Tuesday, 24 October 2017

particle physics - What is the significance of the QCD scale parameter $Lambda$?


I see that it appears as a constant in the relation for the running of the strong coupling constant. What is its significance? Does it have to be established by experiment? Is it somehow a scale for quark confinement? If yes, how? I ask because I saw this in Perkins' Particle Astrophysics




After kT fell below the strong quantum chromodynamics (QCD) scale parameter ∼ 200 MeV, the remaining quarks, antiquarks, and gluons would no longer exist as separate components of a plasma but as quark bound states, forming the lighter hadrons such as pions and nucleons.




Answer



Dear dbrane, $\Lambda_{\rm QCD}$ is the only dimensionful parameter of pure QCD (pure means without extra matter).

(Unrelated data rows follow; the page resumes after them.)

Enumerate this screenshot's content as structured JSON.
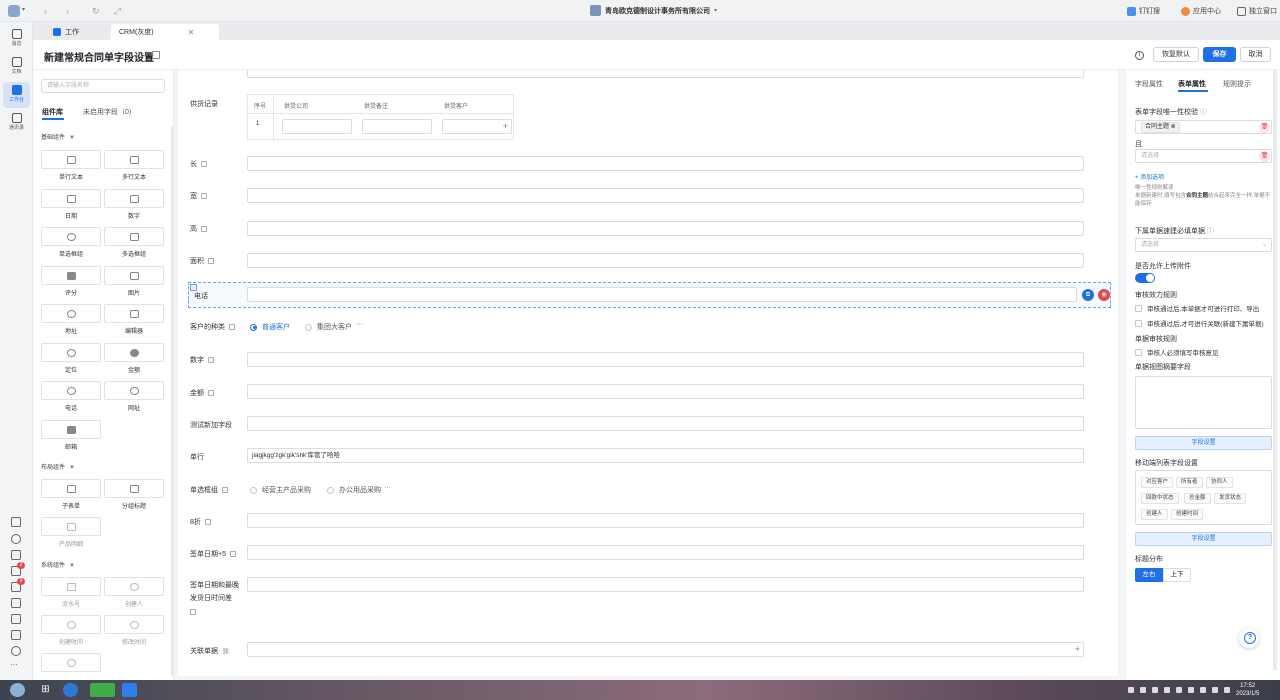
{
  "titlebar": {
    "company": "青岛欧克德制设计事务所有限公司",
    "right": [
      "钉钉搜",
      "应用中心",
      "独立窗口"
    ]
  },
  "rail": {
    "items": [
      "消息",
      "文档",
      "工作台",
      "通讯录"
    ],
    "badges": [
      "2",
      "9"
    ]
  },
  "tabs": [
    "工作",
    "CRM(灰度)"
  ],
  "header": {
    "title": "新建常规合同单字段设置",
    "restore_label": "恢复默认",
    "save_label": "保存",
    "cancel_label": "取消"
  },
  "components": {
    "search_placeholder": "请输入字段名称",
    "tabs": [
      "组件库",
      "未启用字段（0）"
    ],
    "groups": [
      {
        "title": "基础组件",
        "items": [
          "单行文本",
          "多行文本",
          "日期",
          "数字",
          "单选框组",
          "多选框组",
          "评分",
          "图片",
          "地址",
          "编辑器",
          "定位",
          "金额",
          "电话",
          "网址",
          "邮箱"
        ]
      },
      {
        "title": "布局组件",
        "items": [
          "子表单",
          "分组标题",
          "产品明细"
        ]
      },
      {
        "title": "系统组件",
        "items": [
          "流水号",
          "创建人",
          "创建时间",
          "修改时间"
        ]
      }
    ]
  },
  "form": {
    "supply": {
      "label": "供货记录",
      "headers": [
        "序号",
        "供货公司",
        "供货备注",
        "供货客户"
      ],
      "row_no": "1"
    },
    "fields": [
      {
        "label": "长"
      },
      {
        "label": "宽"
      },
      {
        "label": "高"
      },
      {
        "label": "面积"
      },
      {
        "label": "电话"
      },
      {
        "label": "数字"
      },
      {
        "label": "金额"
      },
      {
        "label": "测试新加字段"
      },
      {
        "label": "单行",
        "value": "jlagjkgg'zgk'gik'shk'库管了哈哈"
      },
      {
        "label": "8折"
      },
      {
        "label": "签单日期+5"
      },
      {
        "label": "签单日期和最晚发货日时间差"
      },
      {
        "label": "关联单据"
      }
    ],
    "customer_type": {
      "label": "客户的种类",
      "options": [
        "普通客户",
        "集团大客户"
      ],
      "more": "···"
    },
    "single_choice": {
      "label": "单选框组",
      "options": [
        "经营主产品采购",
        "办公用品采购"
      ],
      "more": "···"
    }
  },
  "props": {
    "tabs": [
      "字段属性",
      "表单属性",
      "规则提示"
    ],
    "unique_label": "表单字段唯一性校验",
    "unique_tag": "合同主题",
    "and_label": "且",
    "select_placeholder": "请选择",
    "add_option": "+ 添加选项",
    "note_title": "唯一性规则解读",
    "note_pre": "单据新建时,填写包含",
    "note_bold": "合同主题",
    "note_post": "结合起来完全一样,单据不能保存",
    "must_fill_label": "下属单据速建必填单据",
    "must_fill_placeholder": "请选择",
    "allow_upload_label": "是否允许上传附件",
    "audit_label": "审核效力规则",
    "audit_options": [
      "审核通过后,本单据才可进行打印、导出",
      "审核通过后,才可进行关联(新建下属单据)"
    ],
    "doc_audit_label": "单据审核规则",
    "doc_audit_option": "审核人必须填写审核意见",
    "summary_label": "单据视图摘要字段",
    "field_settings": "字段设置",
    "mobile_label": "移动端列表字段设置",
    "mobile_chips": [
      "对应客户",
      "所有者",
      "协同人",
      "回款中状态",
      "总金额",
      "发货状态",
      "创建人",
      "创建时间"
    ],
    "layout_label": "标题分布",
    "layout_options": [
      "左右",
      "上下"
    ]
  },
  "taskbar": {
    "time": "17:52",
    "date": "2023/1/5"
  }
}
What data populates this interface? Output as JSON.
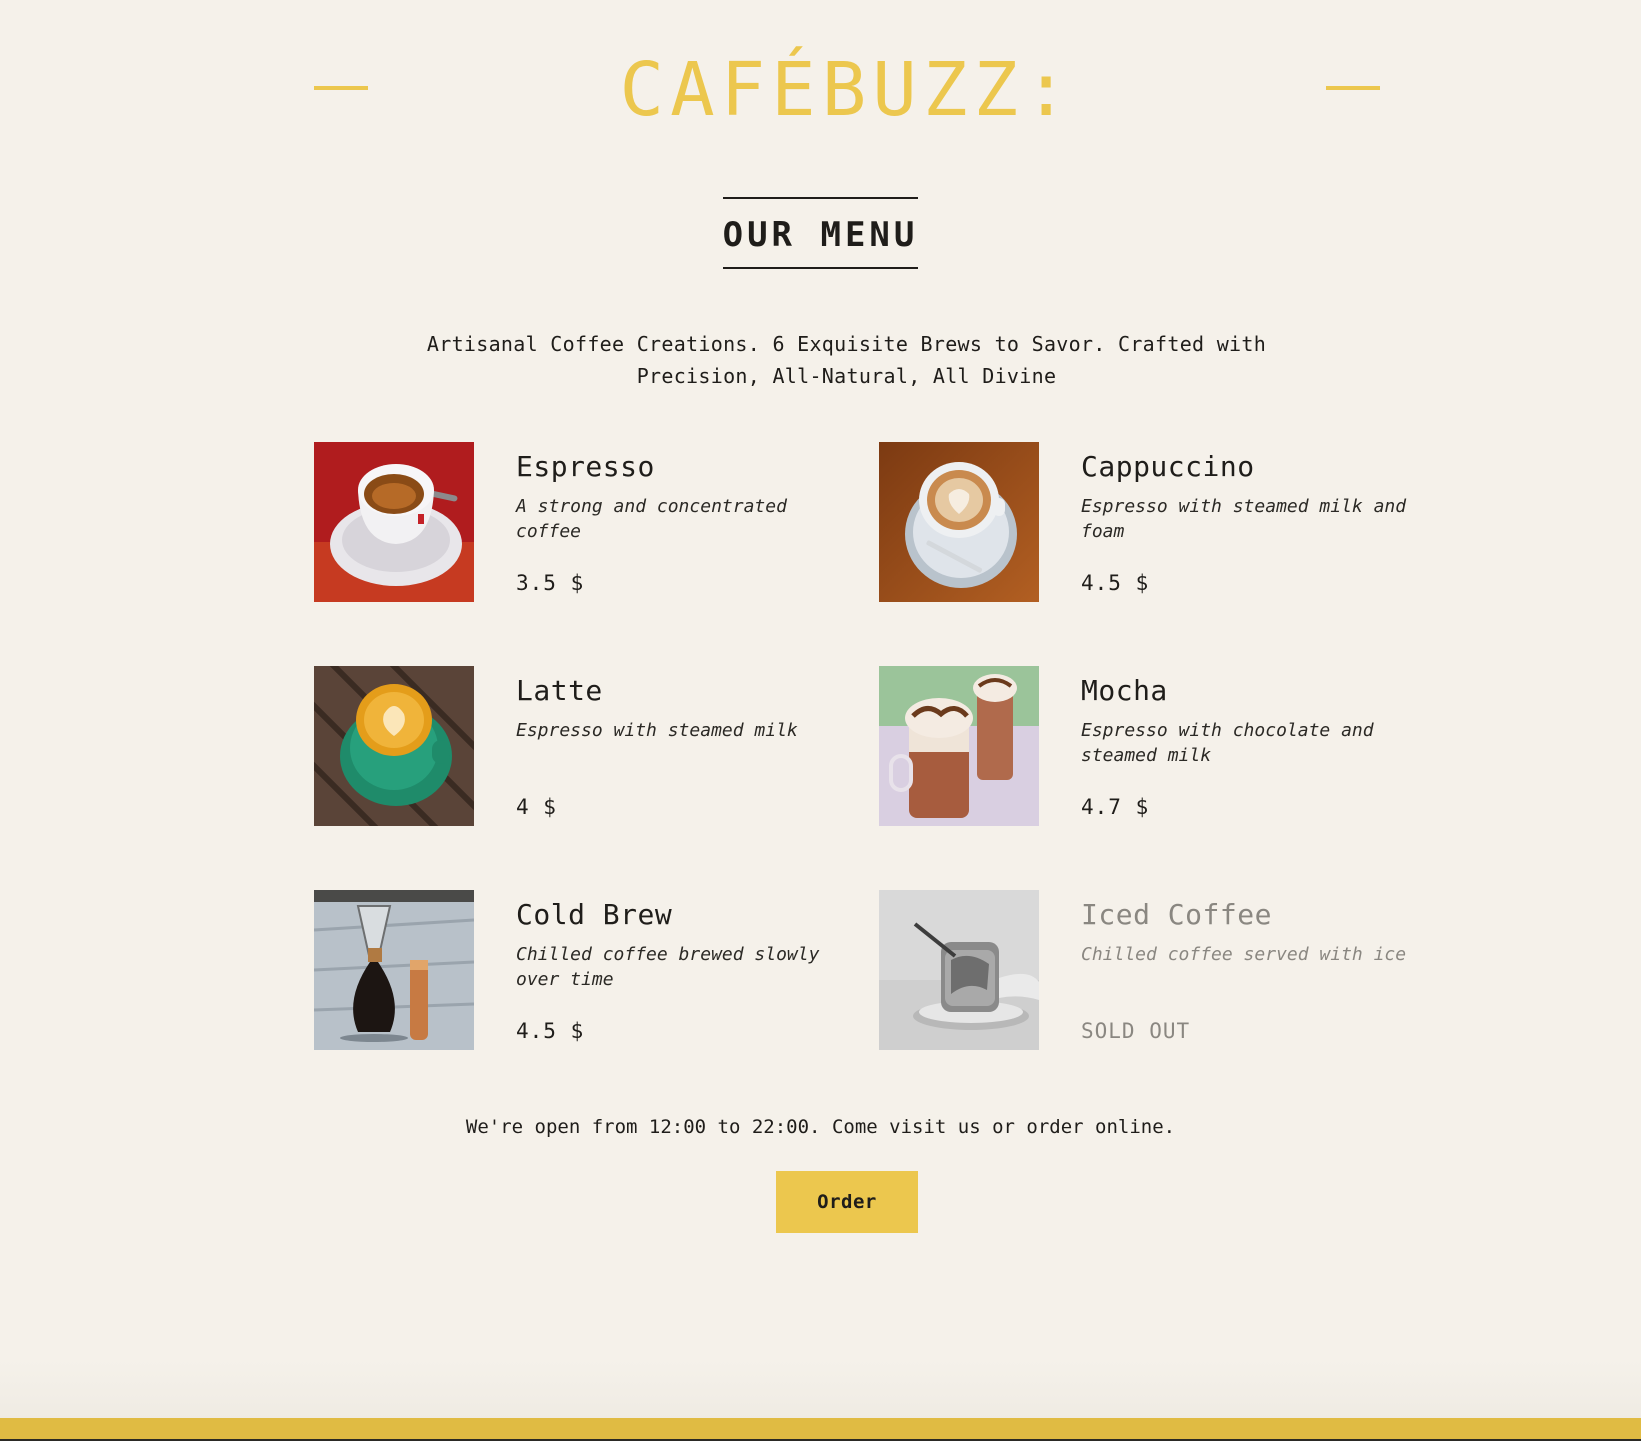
{
  "brand": {
    "name": "CAFÉBUZZ:"
  },
  "menu": {
    "title": "OUR MENU",
    "tagline": "Artisanal Coffee Creations. 6 Exquisite Brews to Savor. Crafted with Precision, All-Natural, All Divine",
    "items": [
      {
        "name": "Espresso",
        "description": "A strong and concentrated coffee",
        "price": "3.5 $",
        "image": "espresso-cup-photo",
        "sold_out": false
      },
      {
        "name": "Cappuccino",
        "description": "Espresso with steamed milk and foam",
        "price": "4.5 $",
        "image": "cappuccino-latte-art-photo",
        "sold_out": false
      },
      {
        "name": "Latte",
        "description": "Espresso with steamed milk",
        "price": "4 $",
        "image": "latte-green-cup-photo",
        "sold_out": false
      },
      {
        "name": "Mocha",
        "description": "Espresso with chocolate and steamed milk",
        "price": "4.7 $",
        "image": "mocha-glasses-photo",
        "sold_out": false
      },
      {
        "name": "Cold Brew",
        "description": "Chilled coffee brewed slowly over time",
        "price": "4.5 $",
        "image": "cold-brew-chemex-photo",
        "sold_out": false
      },
      {
        "name": "Iced Coffee",
        "description": "Chilled coffee served with ice",
        "price": "SOLD OUT",
        "image": "iced-coffee-glass-photo",
        "sold_out": true
      }
    ]
  },
  "footer": {
    "hours_text": "We're open from 12:00 to 22:00. Come visit us or order online.",
    "order_label": "Order"
  },
  "colors": {
    "background": "#f5f1ea",
    "accent": "#ecc74e",
    "text": "#1f1d1a",
    "muted": "#8a8781",
    "bottom_bar": "#e0bb43"
  }
}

It is dimensionful and replaces the dimensionless parameter $g_{\rm QCD}$, the QCD coupling constant. The process in which a dimensionless constant such as $g$ is replaced by a dimensionful one such as $\Lambda$ is called the dimensional transmutation:



http://en.wikipedia.org/wiki/Dimensional_transmutation



The constant $g$ isn't quite constant but it depends on the characteristic energy scale of the processes - essentially logarithmically. Morally speaking, $$ \frac{1}{g^2(E)} = \frac{1}{g^2(E_0)} + K \cdot \ln (E/E_0), $$ at least in the leading approximation. Because $g$ depends on the scale, it is pretty much true that every value of $g$ is realized for some value of the energy scale $E$. Instead of talking about the values of $g$ for many specific values of $E$, one may talk about the value of $E$ where $g$ gets as big as one or so, and this value of $E$ is known as $\Lambda_{\rm QCD}$ although one must be a bit more careful to define it so that it is 150 MeV and not twice as much, for example.

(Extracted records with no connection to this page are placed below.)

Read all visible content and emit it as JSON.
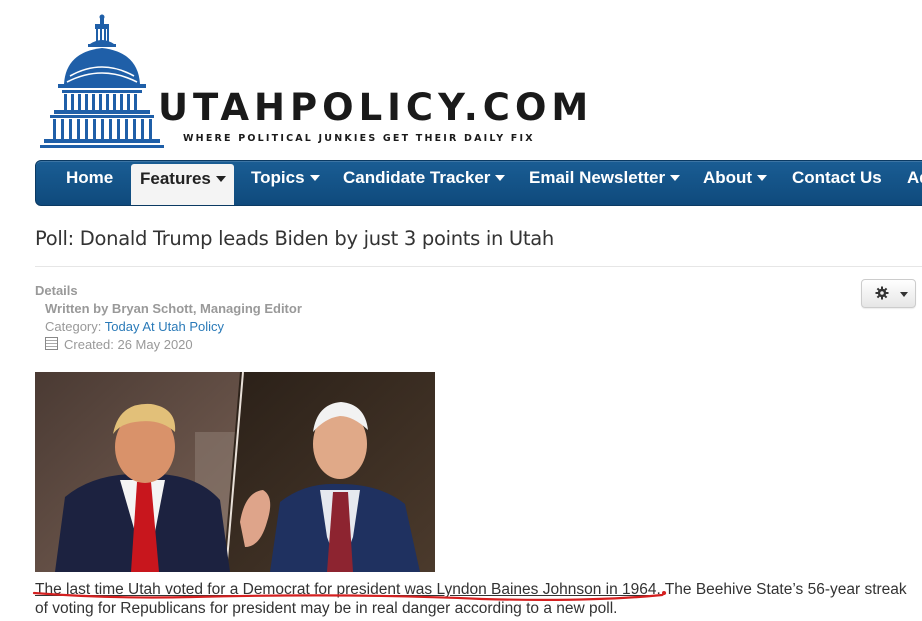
{
  "site": {
    "title": "UTAHPOLICY.COM",
    "tagline": "WHERE POLITICAL JUNKIES GET THEIR DAILY FIX"
  },
  "nav": {
    "items": [
      {
        "label": "Home",
        "dropdown": false,
        "active": false
      },
      {
        "label": "Features",
        "dropdown": true,
        "active": true
      },
      {
        "label": "Topics",
        "dropdown": true,
        "active": false
      },
      {
        "label": "Candidate Tracker",
        "dropdown": true,
        "active": false
      },
      {
        "label": "Email Newsletter",
        "dropdown": true,
        "active": false
      },
      {
        "label": "About",
        "dropdown": true,
        "active": false
      },
      {
        "label": "Contact Us",
        "dropdown": false,
        "active": false
      },
      {
        "label": "Ad",
        "dropdown": false,
        "active": false
      }
    ]
  },
  "article": {
    "title": "Poll: Donald Trump leads Biden by just 3 points in Utah",
    "details_heading": "Details",
    "author": "Written by Bryan Schott, Managing Editor",
    "category_label": "Category:",
    "category_link": "Today At Utah Policy",
    "created": "Created: 26 May 2020",
    "body_underlined": "The last time Utah voted for a Democrat for president was Lyndon Baines Johnson in 1964",
    "body_rest": ". The Beehive State’s 56-year streak of voting for Republicans for president may be in real danger according to a new poll."
  },
  "icons": {
    "logo": "capitol-dome-icon",
    "tools": "gear-icon",
    "created": "calendar-icon"
  },
  "colors": {
    "nav_bg": "#1a5d94",
    "logo_blue": "#1f5fa8",
    "link": "#2a7ab8",
    "annotation_red": "#d42020"
  }
}
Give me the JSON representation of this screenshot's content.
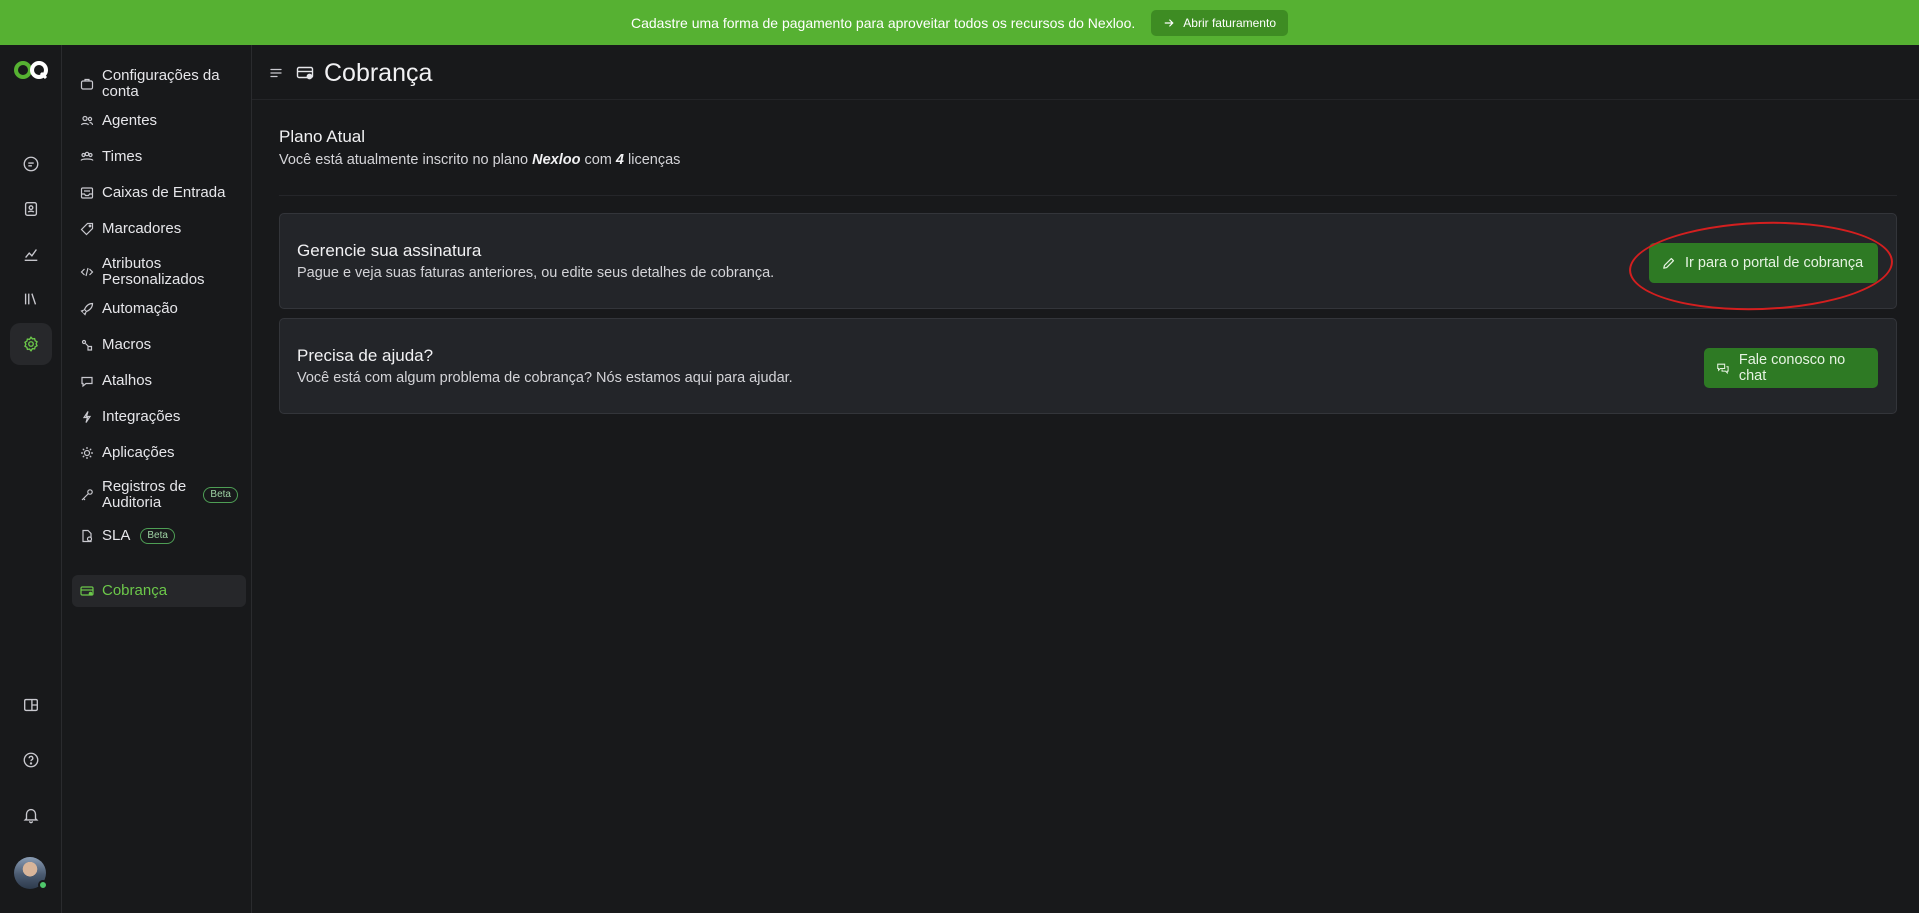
{
  "banner": {
    "message": "Cadastre uma forma de pagamento para aproveitar todos os recursos do Nexloo.",
    "button_label": "Abrir faturamento"
  },
  "rail": {
    "items": [
      {
        "icon": "chat-icon"
      },
      {
        "icon": "contacts-icon"
      },
      {
        "icon": "reports-icon"
      },
      {
        "icon": "library-icon"
      },
      {
        "icon": "settings-icon",
        "active": true
      },
      {
        "icon": "layout-icon"
      },
      {
        "icon": "help-icon"
      },
      {
        "icon": "bell-icon"
      }
    ]
  },
  "sidebar": {
    "items": [
      {
        "label": "Configurações da conta",
        "icon": "briefcase-icon"
      },
      {
        "label": "Agentes",
        "icon": "users-icon"
      },
      {
        "label": "Times",
        "icon": "team-icon"
      },
      {
        "label": "Caixas de Entrada",
        "icon": "inbox-icon"
      },
      {
        "label": "Marcadores",
        "icon": "tag-icon"
      },
      {
        "label": "Atributos Personalizados",
        "icon": "code-icon"
      },
      {
        "label": "Automação",
        "icon": "rocket-icon"
      },
      {
        "label": "Macros",
        "icon": "macro-icon"
      },
      {
        "label": "Atalhos",
        "icon": "speech-icon"
      },
      {
        "label": "Integrações",
        "icon": "plug-icon"
      },
      {
        "label": "Aplicações",
        "icon": "apps-icon"
      },
      {
        "label": "Registros de Auditoria",
        "icon": "key-icon",
        "badge": "Beta"
      },
      {
        "label": "SLA",
        "icon": "document-icon",
        "badge": "Beta"
      },
      {
        "label": "Cobrança",
        "icon": "billing-icon",
        "active": true
      }
    ]
  },
  "header": {
    "title": "Cobrança"
  },
  "plan": {
    "title": "Plano Atual",
    "desc_prefix": "Você está atualmente inscrito no plano ",
    "plan_name": "Nexloo",
    "desc_middle": " com ",
    "license_count": "4",
    "desc_suffix": " licenças"
  },
  "cards": {
    "subscription": {
      "title": "Gerencie sua assinatura",
      "desc": "Pague e veja suas faturas anteriores, ou edite seus detalhes de cobrança.",
      "button_label": "Ir para o portal de cobrança"
    },
    "help": {
      "title": "Precisa de ajuda?",
      "desc": "Você está com algum problema de cobrança? Nós estamos aqui para ajudar.",
      "button_label": "Fale conosco no chat"
    }
  },
  "colors": {
    "banner": "#56b132",
    "accent": "#6cc84a",
    "button": "#2e7a24",
    "annotation": "#d41f1f"
  }
}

Yes, it is the characteristic scale of confinement and all other typical processes of pure QCD - those that don't depend on the current quark masses etc. In most sentences about the QCD scale, including your quote, the detailed numerical constant is not too important and the sentences are valid as order-of-magnitude estimates. However, given a proper definition, the exact value of $\Lambda_{\rm QCD}$ may be experimentally determined. With this knowledge and given the known Lagrangian of QCD - and the methods to calculate its quantum effects - one may reconstruct the full function $g(E)$.